Iraq's Uniters for Reform coalition, or Muttahidoon, a Sunni coalition led by Usama Al-Nujayfi, said on Monday that armed militias backed by security forces are active in the "Baghdad belt" where they have kidnapped 50 people in the Shakriya area near Yusufiya.

Member of Parliament Ahmed Al-Massari called on the general commander of the Iraqi armed forces to conduct an immediate investigation to find out the whereabouts of those kidnapped and to get to the bottom of this incident.

Iraq's Uniters for Reform coalition, or Muttahidoon, a Sunni coalition led by Usama Al-Nujayfi, said on Monday that armed militias backed by security forces are active in the "Baghdad belt" where they have kidnapped 50 people in the Shakriya area near Yusufiya.
Member of Parliament Ahmed Al-Massari said, during a press conference at parliament along with a number of MPs, that the kidnapped belong to the Kartan and Al-Ezza tribes.
He revealed that they were kidnapped at a security checkpoint under the responsibility of Division 17, in cooperation with armed militias that he did not name.

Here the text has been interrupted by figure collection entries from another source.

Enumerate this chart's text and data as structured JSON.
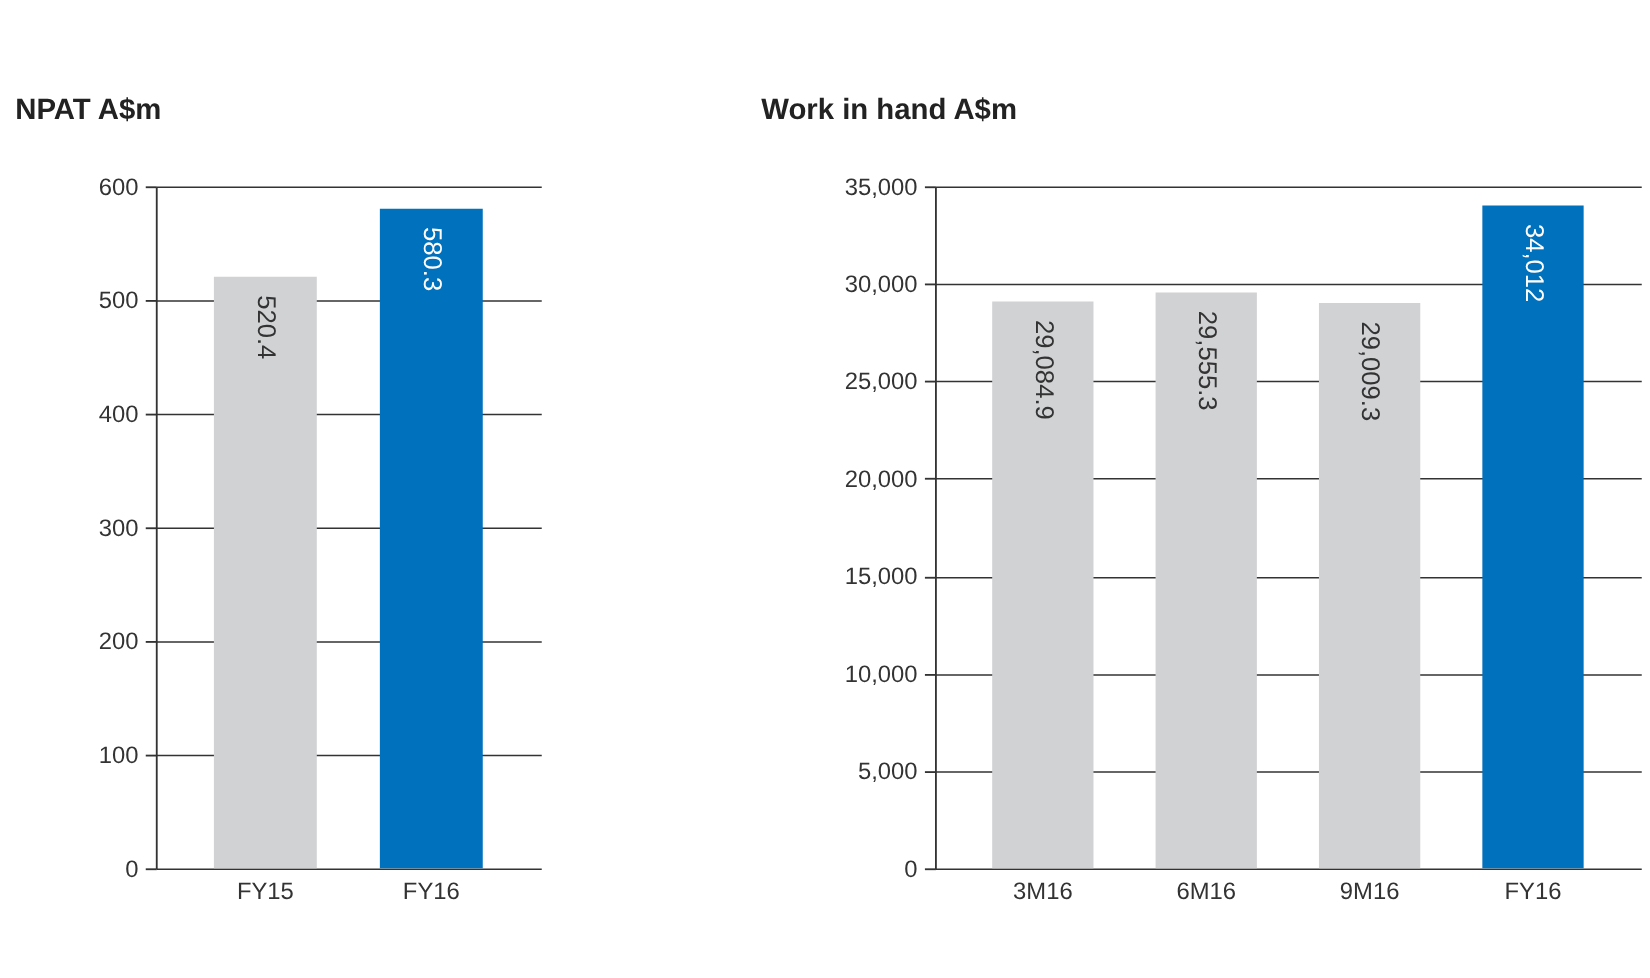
{
  "chart_data": [
    {
      "type": "bar",
      "title": "NPAT A$m",
      "categories": [
        "FY15",
        "FY16"
      ],
      "values": [
        520.4,
        580.3
      ],
      "colors": [
        "#d1d2d4",
        "#0071bc"
      ],
      "ylim": [
        0,
        600
      ],
      "yticks": [
        0,
        100,
        200,
        300,
        400,
        500,
        600
      ],
      "grid": "y",
      "data_labels": true
    },
    {
      "type": "bar",
      "title": "Work in hand A$m",
      "categories": [
        "3M16",
        "6M16",
        "9M16",
        "FY16"
      ],
      "values": [
        29084.9,
        29555.3,
        29009.3,
        34012
      ],
      "colors": [
        "#d1d2d4",
        "#d1d2d4",
        "#d1d2d4",
        "#0071bc"
      ],
      "value_labels": [
        "29,084.9",
        "29,555.3",
        "29,009.3",
        "34,012"
      ],
      "ylim": [
        0,
        35000
      ],
      "yticks": [
        0,
        {
          "value": 5000,
          "label": "5,000"
        },
        {
          "value": 10000,
          "label": "10,000"
        },
        {
          "value": 15000,
          "label": "15,000"
        },
        {
          "value": 20000,
          "label": "20,000"
        },
        {
          "value": 25000,
          "label": "25,000"
        },
        {
          "value": 30000,
          "label": "30,000"
        },
        {
          "value": 35000,
          "label": "35,000"
        }
      ],
      "grid": "y"
    }
  ]
}
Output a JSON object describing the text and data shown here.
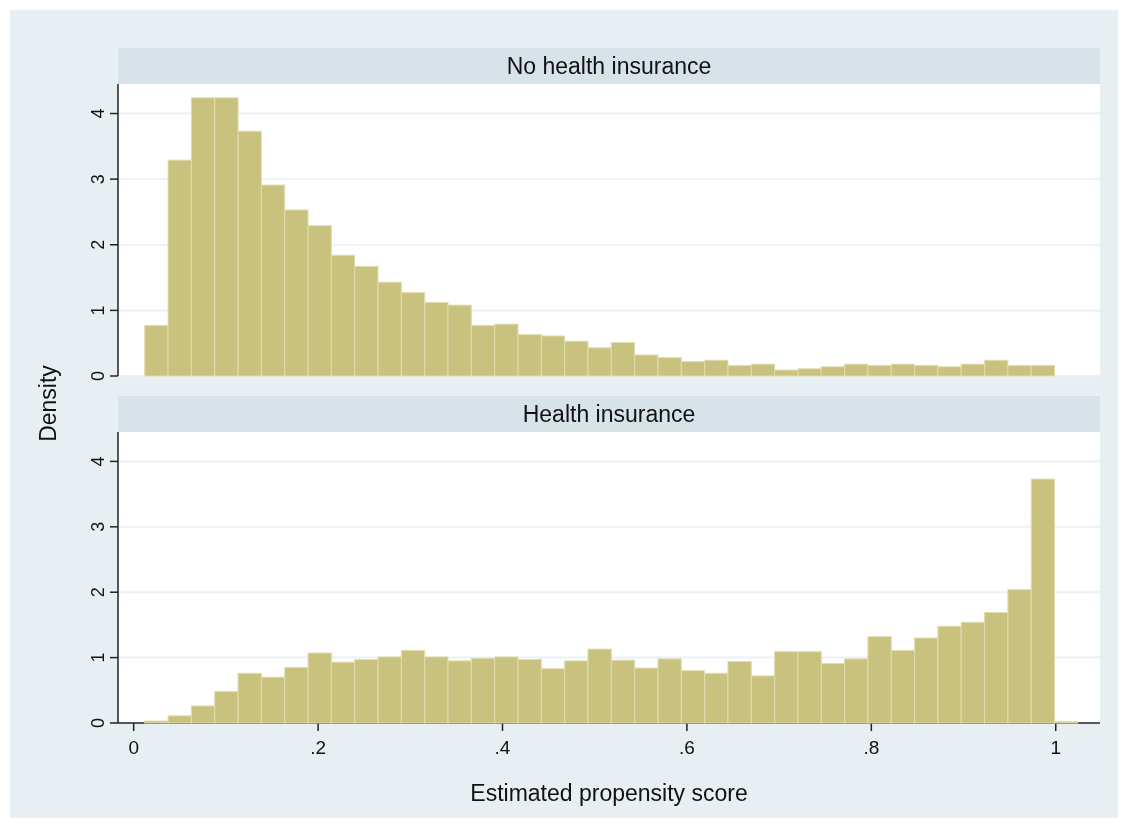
{
  "chart_data": [
    {
      "type": "histogram",
      "title": "No health insurance",
      "ylabel": "Density",
      "color": "#c9c27e",
      "bins": [
        0.012,
        0.0373,
        0.0626,
        0.0879,
        0.1132,
        0.1385,
        0.1638,
        0.1891,
        0.2144,
        0.2397,
        0.265,
        0.2903,
        0.3156,
        0.3409,
        0.3662,
        0.3915,
        0.4168,
        0.4421,
        0.4674,
        0.4927,
        0.518,
        0.5433,
        0.5686,
        0.5939,
        0.6192,
        0.6445,
        0.6698,
        0.6951,
        0.7204,
        0.7457,
        0.771,
        0.7963,
        0.8216,
        0.8469,
        0.8722,
        0.8975,
        0.9228,
        0.9481,
        0.9734,
        0.9987
      ],
      "values": [
        0.77,
        3.29,
        4.24,
        4.24,
        3.73,
        2.91,
        2.53,
        2.29,
        1.84,
        1.67,
        1.43,
        1.27,
        1.12,
        1.08,
        0.77,
        0.79,
        0.63,
        0.61,
        0.53,
        0.43,
        0.51,
        0.32,
        0.28,
        0.22,
        0.24,
        0.16,
        0.18,
        0.09,
        0.11,
        0.14,
        0.18,
        0.16,
        0.18,
        0.16,
        0.14,
        0.18,
        0.24,
        0.16,
        0.16
      ],
      "xlim": [
        -0.017,
        1.048
      ],
      "ylim": [
        0,
        4.45
      ],
      "yticks": [
        0,
        1,
        2,
        3,
        4
      ],
      "grid": "y",
      "tick_labels": "y"
    },
    {
      "type": "histogram",
      "title": "Health insurance",
      "xlabel": "Estimated propensity score",
      "color": "#c9c27e",
      "bins": [
        0.012,
        0.0373,
        0.0626,
        0.0879,
        0.1132,
        0.1385,
        0.1638,
        0.1891,
        0.2144,
        0.2397,
        0.265,
        0.2903,
        0.3156,
        0.3409,
        0.3662,
        0.3915,
        0.4168,
        0.4421,
        0.4674,
        0.4927,
        0.518,
        0.5433,
        0.5686,
        0.5939,
        0.6192,
        0.6445,
        0.6698,
        0.6951,
        0.7204,
        0.7457,
        0.771,
        0.7963,
        0.8216,
        0.8469,
        0.8722,
        0.8975,
        0.9228,
        0.9481,
        0.9734,
        0.9987,
        1.024
      ],
      "values": [
        0.03,
        0.11,
        0.26,
        0.48,
        0.76,
        0.7,
        0.85,
        1.07,
        0.93,
        0.97,
        1.01,
        1.11,
        1.01,
        0.95,
        0.99,
        1.01,
        0.97,
        0.83,
        0.95,
        1.13,
        0.96,
        0.84,
        0.98,
        0.8,
        0.76,
        0.94,
        0.72,
        1.09,
        1.09,
        0.91,
        0.98,
        1.32,
        1.11,
        1.3,
        1.48,
        1.54,
        1.69,
        2.04,
        3.73,
        0.02
      ],
      "xlim": [
        -0.017,
        1.048
      ],
      "ylim": [
        0,
        4.45
      ],
      "yticks": [
        0,
        1,
        2,
        3,
        4
      ],
      "xticks": [
        0,
        {
          "value": 0.2,
          "label": ".2"
        },
        {
          "value": 0.4,
          "label": ".4"
        },
        {
          "value": 0.6,
          "label": ".6"
        },
        {
          "value": 0.8,
          "label": ".8"
        },
        1
      ],
      "grid": "y"
    }
  ]
}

The Iraqi MP pointed out that, as of yet, he does not know the fate of those kidnapped.
Al-Massari called on the general commander of the Iraqi armed forces to conduct an immediate investigation to find out the whereabouts of those kidnapped and to get to the bottom of this incident. He added that he is holding the security forces' leaders in the area responsible for protecting the lives of those kidnapped.
Anadolu news agency could not obtain an immediate statement from Iraqi security forces regarding the accusations made by MP Al-Massari.
The security belt surrounding Baghdad comprises three major areas that include a number of Sunni neighbourhoods and towns: Yusufiyah, Radwaniyah and Lutaifiya in the south; Abu Ghraib in the west; and Al-Taji in the north.
Tensions have swept across the northwest of Iraq since the Islamic State group (commonly known as ISIL or ISIS) and Sunni militants allied to it seized control of the northern governorate of Nineveh on 10 June after the Iraqi army's forces pulled out without any resistance, leaving behind large quantities of weapons and equipment.
The same scenario was repeated in cities in the governorate of Salah Al-Din and in Kirkuk and Diyala—in addition to Anbar's cities, which had fallen months earlier.
However, in the past few weeks, Iraqi forces, backed by militias allied to it as well as the Kurdish Peshmerga forces, have succeeded in expelling the Islamic State militants and regaining control of a number of cities and towns following violent battles.